Éditions Elyzad is a publishing house founded in Tunis in 2005 by Élisabeth Daldoul, a French-Palestinian publisher who grew up in Dakar and lives in Tunisia. Since 2020, the company has also been based in Paris.

Elyzad primarily publishes works of literature, mainly fiction in French. Its editorial mission is to promote the voices of contemporary writers from the Arab and African worlds—and beyond—aiming to circulate texts from the south to the north of the Mediterranean and throughout the Francophone world.

The publisher’s catalogue includes established authors such as Leïla Sebbar, Tahar Bekri, Sophie Bessis, and Cécile Oumhani, while also introducing new literary voices such as Yamen Manaï, Ilf-Eddine, Azza Filali, Jadd Hilal, and Karim Kattan.
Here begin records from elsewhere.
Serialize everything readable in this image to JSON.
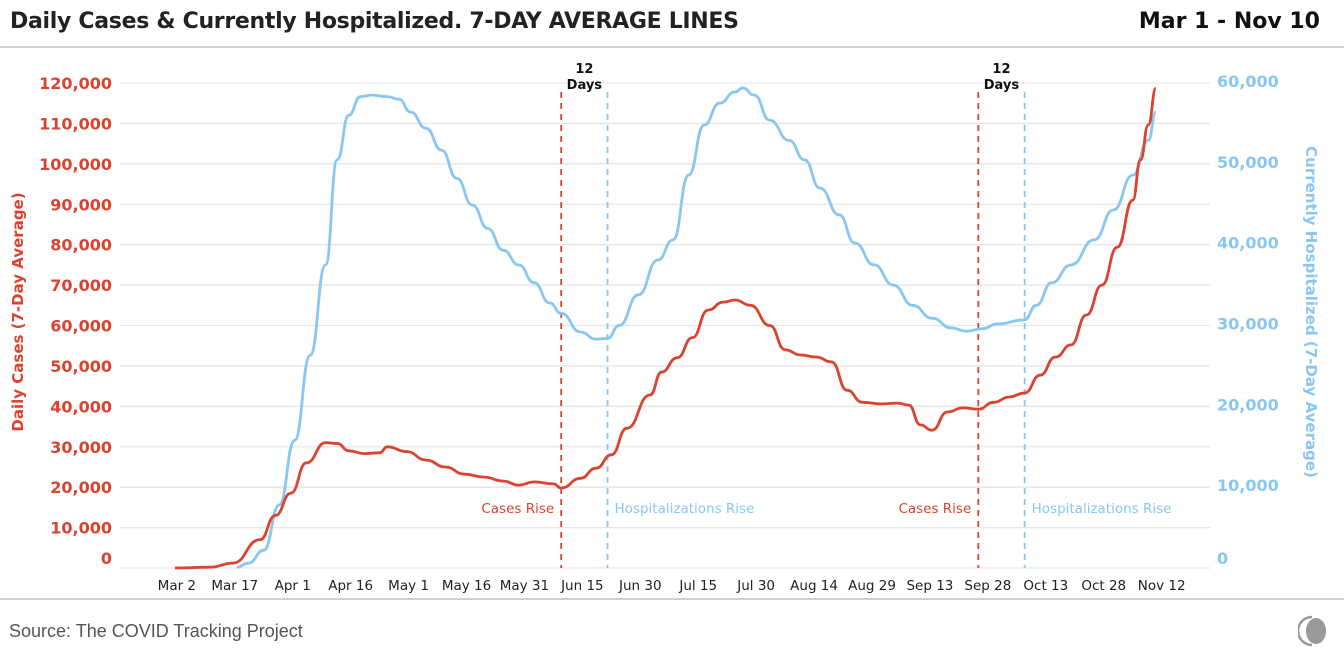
{
  "header": {
    "title": "Daily Cases & Currently Hospitalized. 7-DAY AVERAGE LINES",
    "date_range": "Mar 1 - Nov 10"
  },
  "footer": {
    "source": "Source: The COVID Tracking Project",
    "logo_icon": "covid-tracking-project-logo"
  },
  "chart_data": {
    "type": "line",
    "title": "Daily Cases & Currently Hospitalized. 7-DAY AVERAGE LINES",
    "ylabel_left": "Daily Cases (7-Day Average)",
    "ylabel_right": "Currently Hospitalized (7-Day Average)",
    "ylim_left": [
      0,
      120000
    ],
    "ylim_right": [
      0,
      60000
    ],
    "yticks_left": [
      "0",
      "10,000",
      "20,000",
      "30,000",
      "40,000",
      "50,000",
      "60,000",
      "70,000",
      "80,000",
      "90,000",
      "100,000",
      "110,000",
      "120,000"
    ],
    "yticks_right": [
      "0",
      "10,000",
      "20,000",
      "30,000",
      "40,000",
      "50,000",
      "60,000"
    ],
    "xlim": [
      "2020-03-01",
      "2020-11-10"
    ],
    "xticks": [
      "Mar 2",
      "Mar 17",
      "Apr 1",
      "Apr 16",
      "May 1",
      "May 16",
      "May 31",
      "Jun 15",
      "Jun 30",
      "Jul 15",
      "Jul 30",
      "Aug 14",
      "Aug 29",
      "Sep 13",
      "Sep 28",
      "Oct 13",
      "Oct 28",
      "Nov 12"
    ],
    "xtick_dates": [
      "2020-03-02",
      "2020-03-17",
      "2020-04-01",
      "2020-04-16",
      "2020-05-01",
      "2020-05-16",
      "2020-05-31",
      "2020-06-15",
      "2020-06-30",
      "2020-07-15",
      "2020-07-30",
      "2020-08-14",
      "2020-08-29",
      "2020-09-13",
      "2020-09-28",
      "2020-10-13",
      "2020-10-28",
      "2020-11-12"
    ],
    "grid": true,
    "colors": {
      "cases": "#d9432f",
      "hospitalized": "#8ac6f2"
    },
    "series": [
      {
        "axis": "left",
        "color": "#d9432f",
        "points": [
          [
            "2020-03-01",
            0
          ],
          [
            "2020-03-10",
            200
          ],
          [
            "2020-03-16",
            1200
          ],
          [
            "2020-03-23",
            7000
          ],
          [
            "2020-03-27",
            13000
          ],
          [
            "2020-03-31",
            18500
          ],
          [
            "2020-04-04",
            26000
          ],
          [
            "2020-04-09",
            31000
          ],
          [
            "2020-04-12",
            30800
          ],
          [
            "2020-04-15",
            29000
          ],
          [
            "2020-04-19",
            28300
          ],
          [
            "2020-04-23",
            28500
          ],
          [
            "2020-04-25",
            30000
          ],
          [
            "2020-04-30",
            28800
          ],
          [
            "2020-05-05",
            26700
          ],
          [
            "2020-05-10",
            25000
          ],
          [
            "2020-05-15",
            23200
          ],
          [
            "2020-05-20",
            22500
          ],
          [
            "2020-05-25",
            21500
          ],
          [
            "2020-05-29",
            20500
          ],
          [
            "2020-06-02",
            21300
          ],
          [
            "2020-06-07",
            20800
          ],
          [
            "2020-06-09",
            19800
          ],
          [
            "2020-06-14",
            22200
          ],
          [
            "2020-06-18",
            24700
          ],
          [
            "2020-06-22",
            28000
          ],
          [
            "2020-06-26",
            34600
          ],
          [
            "2020-07-02",
            42800
          ],
          [
            "2020-07-05",
            48500
          ],
          [
            "2020-07-09",
            52000
          ],
          [
            "2020-07-13",
            57000
          ],
          [
            "2020-07-17",
            63800
          ],
          [
            "2020-07-21",
            65800
          ],
          [
            "2020-07-24",
            66300
          ],
          [
            "2020-07-28",
            65000
          ],
          [
            "2020-08-02",
            60000
          ],
          [
            "2020-08-06",
            54000
          ],
          [
            "2020-08-10",
            52700
          ],
          [
            "2020-08-14",
            52200
          ],
          [
            "2020-08-18",
            51000
          ],
          [
            "2020-08-22",
            44000
          ],
          [
            "2020-08-26",
            41000
          ],
          [
            "2020-08-31",
            40600
          ],
          [
            "2020-09-04",
            40800
          ],
          [
            "2020-09-07",
            40300
          ],
          [
            "2020-09-10",
            35400
          ],
          [
            "2020-09-13",
            34100
          ],
          [
            "2020-09-17",
            38600
          ],
          [
            "2020-09-21",
            39600
          ],
          [
            "2020-09-25",
            39300
          ],
          [
            "2020-09-29",
            41000
          ],
          [
            "2020-10-03",
            42300
          ],
          [
            "2020-10-07",
            43300
          ],
          [
            "2020-10-11",
            47700
          ],
          [
            "2020-10-15",
            52200
          ],
          [
            "2020-10-19",
            55200
          ],
          [
            "2020-10-23",
            62600
          ],
          [
            "2020-10-27",
            70000
          ],
          [
            "2020-10-31",
            79400
          ],
          [
            "2020-11-04",
            91000
          ],
          [
            "2020-11-06",
            101000
          ],
          [
            "2020-11-08",
            109600
          ],
          [
            "2020-11-10",
            118700
          ]
        ]
      },
      {
        "axis": "right",
        "color": "#8ac6f2",
        "points": [
          [
            "2020-03-17",
            100
          ],
          [
            "2020-03-20",
            600
          ],
          [
            "2020-03-24",
            2200
          ],
          [
            "2020-03-28",
            7800
          ],
          [
            "2020-04-01",
            15800
          ],
          [
            "2020-04-05",
            26300
          ],
          [
            "2020-04-09",
            37500
          ],
          [
            "2020-04-12",
            50500
          ],
          [
            "2020-04-15",
            56000
          ],
          [
            "2020-04-18",
            58300
          ],
          [
            "2020-04-21",
            58500
          ],
          [
            "2020-04-25",
            58300
          ],
          [
            "2020-04-28",
            58000
          ],
          [
            "2020-05-01",
            56400
          ],
          [
            "2020-05-05",
            54400
          ],
          [
            "2020-05-09",
            51700
          ],
          [
            "2020-05-13",
            48200
          ],
          [
            "2020-05-17",
            44900
          ],
          [
            "2020-05-21",
            42000
          ],
          [
            "2020-05-25",
            39300
          ],
          [
            "2020-05-29",
            37500
          ],
          [
            "2020-06-02",
            35300
          ],
          [
            "2020-06-06",
            32800
          ],
          [
            "2020-06-09",
            31500
          ],
          [
            "2020-06-14",
            29200
          ],
          [
            "2020-06-18",
            28300
          ],
          [
            "2020-06-21",
            28400
          ],
          [
            "2020-06-24",
            30000
          ],
          [
            "2020-06-29",
            33800
          ],
          [
            "2020-07-04",
            38100
          ],
          [
            "2020-07-08",
            40600
          ],
          [
            "2020-07-12",
            48600
          ],
          [
            "2020-07-16",
            54800
          ],
          [
            "2020-07-20",
            57500
          ],
          [
            "2020-07-24",
            58900
          ],
          [
            "2020-07-26",
            59400
          ],
          [
            "2020-07-29",
            58500
          ],
          [
            "2020-08-02",
            55400
          ],
          [
            "2020-08-07",
            52900
          ],
          [
            "2020-08-11",
            50500
          ],
          [
            "2020-08-15",
            47000
          ],
          [
            "2020-08-20",
            43700
          ],
          [
            "2020-08-24",
            40200
          ],
          [
            "2020-08-29",
            37500
          ],
          [
            "2020-09-03",
            35000
          ],
          [
            "2020-09-08",
            32500
          ],
          [
            "2020-09-13",
            30900
          ],
          [
            "2020-09-18",
            29700
          ],
          [
            "2020-09-22",
            29300
          ],
          [
            "2020-09-26",
            29600
          ],
          [
            "2020-09-30",
            30200
          ],
          [
            "2020-10-07",
            30700
          ],
          [
            "2020-10-10",
            32500
          ],
          [
            "2020-10-14",
            35300
          ],
          [
            "2020-10-19",
            37500
          ],
          [
            "2020-10-25",
            40600
          ],
          [
            "2020-10-30",
            44300
          ],
          [
            "2020-11-04",
            48600
          ],
          [
            "2020-11-08",
            52900
          ],
          [
            "2020-11-10",
            56400
          ]
        ]
      }
    ],
    "annotations": [
      {
        "date": "2020-06-09",
        "label": "Cases Rise",
        "color": "#d9432f"
      },
      {
        "date": "2020-06-21",
        "label": "Hospitalizations Rise",
        "color": "#8ac6f2"
      },
      {
        "date": "2020-09-25",
        "label": "Cases Rise",
        "color": "#d9432f"
      },
      {
        "date": "2020-10-07",
        "label": "Hospitalizations Rise",
        "color": "#8ac6f2"
      }
    ],
    "gap_labels": [
      {
        "line1": "12",
        "line2": "Days"
      },
      {
        "line1": "12",
        "line2": "Days"
      }
    ]
  }
}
In 2011, Elyzad received the Alioune Diop Prize, awarded by the Organisation internationale de la Francophonie and a consortium of around fifteen publishing houses. Named after the pioneer of African publishing and founder of Présence africaine, the prize honors “a publisher distinguished by the quality of their output.”

By the 2020s, Elyzad had emerged as one of the key players in the Francophone literary scene. Its growing reputation has been reinforced by numerous literary awards won by its authors, including the Prix Goncourt du premier roman (2021) awarded to Émilienne Malfatto for Que sur toi se lamente le Tigre—the publisher’s most prestigious recognition to date—as well as the Prix des cinq continents de la francophonie, won by Yamen Manaï in 2017 for L’Amas ardent and by Karim Kattan in 2021 for Le Palais des deux collines.

In 2020, Elyzad opened a Paris office, managed by editor Vanessa Pécastaings.